We couldn’t have children. So there wasn’t really anyone else who needed me once she had gone. It was my fault the children bit. Firing blanks the comedians call it don’t they? Only it wasn’t funny. I know it hurt Barb not to be a mother but she never blamed me not even when we rowed. We thought about adopting and although we felt selfish we never did get round to filling in the forms. Truth was we were happy together just the two of us and the years went by and we stopped talking about it.”
“What happened?” Eliza asked when Pete went quiet
“She was diagnosed with pancreatic cancer three days after her fiftieth birthday and she didn’t see fifty one. It was tough at the end and she suffered more than she ever let on I know she did. She was brave. Really brave and that as much as anything broke me.”
Eliza found herself welling up at the thought of this gentle man going through so much.
“We honeymooned on Skye”
“Oh I’m sorry” Eliza butted in. “There was me talking about the island as if it was mine.”
“You do apologise a lot Eliza. Do you know that?”
He sounded half joking, half serious.
Eliza blushed “I won’t say I’m sorry but yes I suppose I do. It has become a habit I expect.”
“That’s the magic of Skye ” He gazed beyond Eliza and out of the window. “It makes everyone believe it belongs to them and them alone. The mountains draw you in as though you
were the first. The waters whisper only your name. They bewitch you but they never deceive. They draw out the depths of your soul and surprise you with marvellous light and possibility where you expect to see failure and darkness.
Those ten days were the happiest of my life. We were in love with one another and we were in love with this place. We walked and sat and watched and listened and laughed. The world belonged to us and to us alone! He smiled as though transported back to that time.
We had hoped to come back before Barb got too ill. There was never a right time though. Hospital appointments and treatments just took over. We seemed to spend our lives waiting. Waiting for appointments. Waiting for results. Then it was too late. She was too weak to travel. She died in the June. Was her anniversary last Wednesday actually.

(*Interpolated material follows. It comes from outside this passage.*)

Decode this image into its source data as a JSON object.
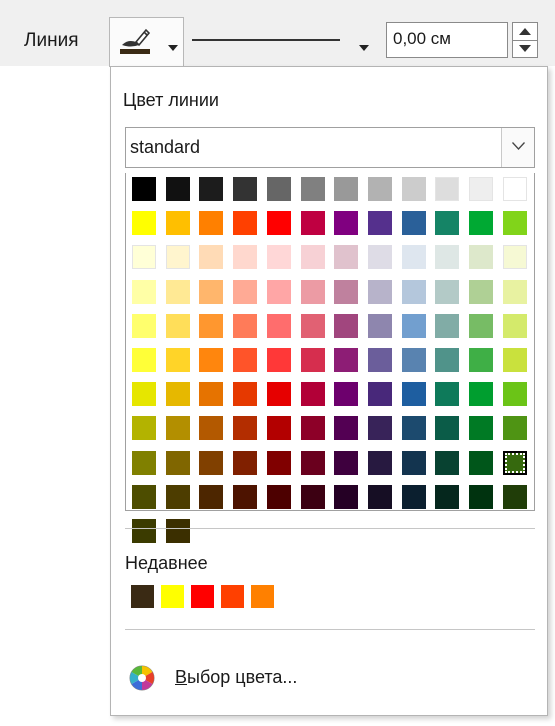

Anyway while I was out in the garden each sunday trying to will myself to live. I noticed a couple of guys running past about the same time each week. In my arrogance I thought I looked younger and fitter than them so if they could do it so could I. Nearly killed me at first. Gradually though I got fitter and fitter and could run further and further. Then I started entering races. I can still remember the pride I felt when I got my first medal for completing a 10k It wasn’t until I got home that it really hit me that I was alone. That Barb was gone really gone and I would never hear her voice again. That was the first time I cried. I thought I would never be able to stop. I hung the medal around our wedding photograph which probably seems a bit of a sad thing to do. It is still my favourite of all my medals though, followed closely by my one for my first Skye half marathon. A lot of runners mock the medals and goodie bags. They shouldn’t though. They might just be bits of metal but they carry whole lives within them.